Reference is made to Section E.4 (Interests material to the Bond Offering) of the Summary.
Payments made in respect of the Bonds may be subject to Belgian withholding tax.
Potential purchasers and sellers of the Bonds should also be aware that they may be required to pay taxes or other documentary charges or duties in accordance with the laws and practices of the country where the Bonds are transferred or other jurisdictions. Potential investors should ask for their own tax adviser’s advice on their individual taxation position with respect to the acquisition, sale and redemption of the Bonds.
THIS COMMUNICATION IS NOT INTENDED FOR DISTRIBUTION, DIRECTLY OR INDIRECTLY, IN OR TO THE UNITED STATES OR ANY OTHER JURISDICTION WHERE SUCH DISTRIBUTION IS FORBIDDEN UNDER APPLICABLE LAW.
This communication does not constitute an offer to sell or to subscribe to securities, or an invitation to make an offer to purchase securities or subscribe to securities, and securities shall not be sold or subscribed to in any jurisdiction in which such offer, invitation, sale or subscription would be illegal without advance subscription or qualification under the financial legislation of such jurisdiction.
The issue of, subscription to or purchase of securities is subject to special statutory or regulatory restrictions in certain jurisdictions. Persons who may be in possession of this communication or of Bonds must inform themselves about and comply with these restrictions in connection with the distribution of the Prospectus and the offer and sale of the Bonds. The Issuer is not liable in the event that there is a violation by any person of these restrictions.

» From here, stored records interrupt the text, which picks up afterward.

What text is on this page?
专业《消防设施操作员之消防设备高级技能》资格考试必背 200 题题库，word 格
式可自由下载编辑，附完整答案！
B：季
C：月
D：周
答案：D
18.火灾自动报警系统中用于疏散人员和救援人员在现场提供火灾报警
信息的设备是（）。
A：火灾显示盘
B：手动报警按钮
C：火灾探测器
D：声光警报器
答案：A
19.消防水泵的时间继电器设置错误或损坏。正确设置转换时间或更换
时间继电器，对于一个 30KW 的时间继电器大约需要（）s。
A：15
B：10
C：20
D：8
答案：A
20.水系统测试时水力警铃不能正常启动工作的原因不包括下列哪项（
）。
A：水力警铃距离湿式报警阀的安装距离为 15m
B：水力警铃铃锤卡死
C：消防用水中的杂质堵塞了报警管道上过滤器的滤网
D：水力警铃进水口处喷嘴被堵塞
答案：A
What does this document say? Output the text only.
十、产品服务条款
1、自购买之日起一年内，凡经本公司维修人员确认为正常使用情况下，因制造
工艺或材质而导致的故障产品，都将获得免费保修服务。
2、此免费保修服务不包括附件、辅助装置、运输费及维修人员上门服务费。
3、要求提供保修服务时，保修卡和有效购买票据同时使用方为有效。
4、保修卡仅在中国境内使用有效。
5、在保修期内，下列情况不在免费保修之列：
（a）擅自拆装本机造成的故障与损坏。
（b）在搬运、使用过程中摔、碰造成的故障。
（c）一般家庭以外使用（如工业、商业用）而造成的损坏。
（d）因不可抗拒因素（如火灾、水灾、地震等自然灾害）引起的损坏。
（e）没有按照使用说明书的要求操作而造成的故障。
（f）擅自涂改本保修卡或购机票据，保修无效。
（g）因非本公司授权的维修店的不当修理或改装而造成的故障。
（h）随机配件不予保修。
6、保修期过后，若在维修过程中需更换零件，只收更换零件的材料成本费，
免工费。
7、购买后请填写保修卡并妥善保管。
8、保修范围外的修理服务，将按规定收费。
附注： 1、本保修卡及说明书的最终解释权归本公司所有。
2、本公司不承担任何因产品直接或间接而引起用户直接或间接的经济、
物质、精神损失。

No public offering shall be made of any securities, referred to in this document, in the United States. The securities referred to in this document have not been, and will not be, registered under the U.S. Securities Act of 1933, as amended (the “Securities Act”) or with any other supervisory authority of securities of any state or other jurisdiction of the United States. The securities referred to in this document will only be offered and sold to persons outside the United States in reliance on Regulation S under the Securities Act (“Regulation S”)and may not be offered, sold or delivered in any other way, directly or indirectly, within the United States or to, or for the account of, U.S. persons (as defined in Regulation S) except pursuant to an exemption from, or in a transaction not subject to, the registration requirements of the Securities Act and applicable state laws.
The securities referred to in this document have not been approved or rejected by the SEC, any other supervisory authority of securities of any state or other supervisory body of the United States, nor have these authorities assessed the appropriateness of this proposed offer or the adequateness or accuracy of this document. Any statement to the contrary is a criminal offence in the United States.
This document is not an offering document or prospectus in connection with an offering of securities by the Issuer. Investors may not accept an offering of securities that are mentioned in this document nor acquire them unless they do this on the basis of information contained in the Prospectus.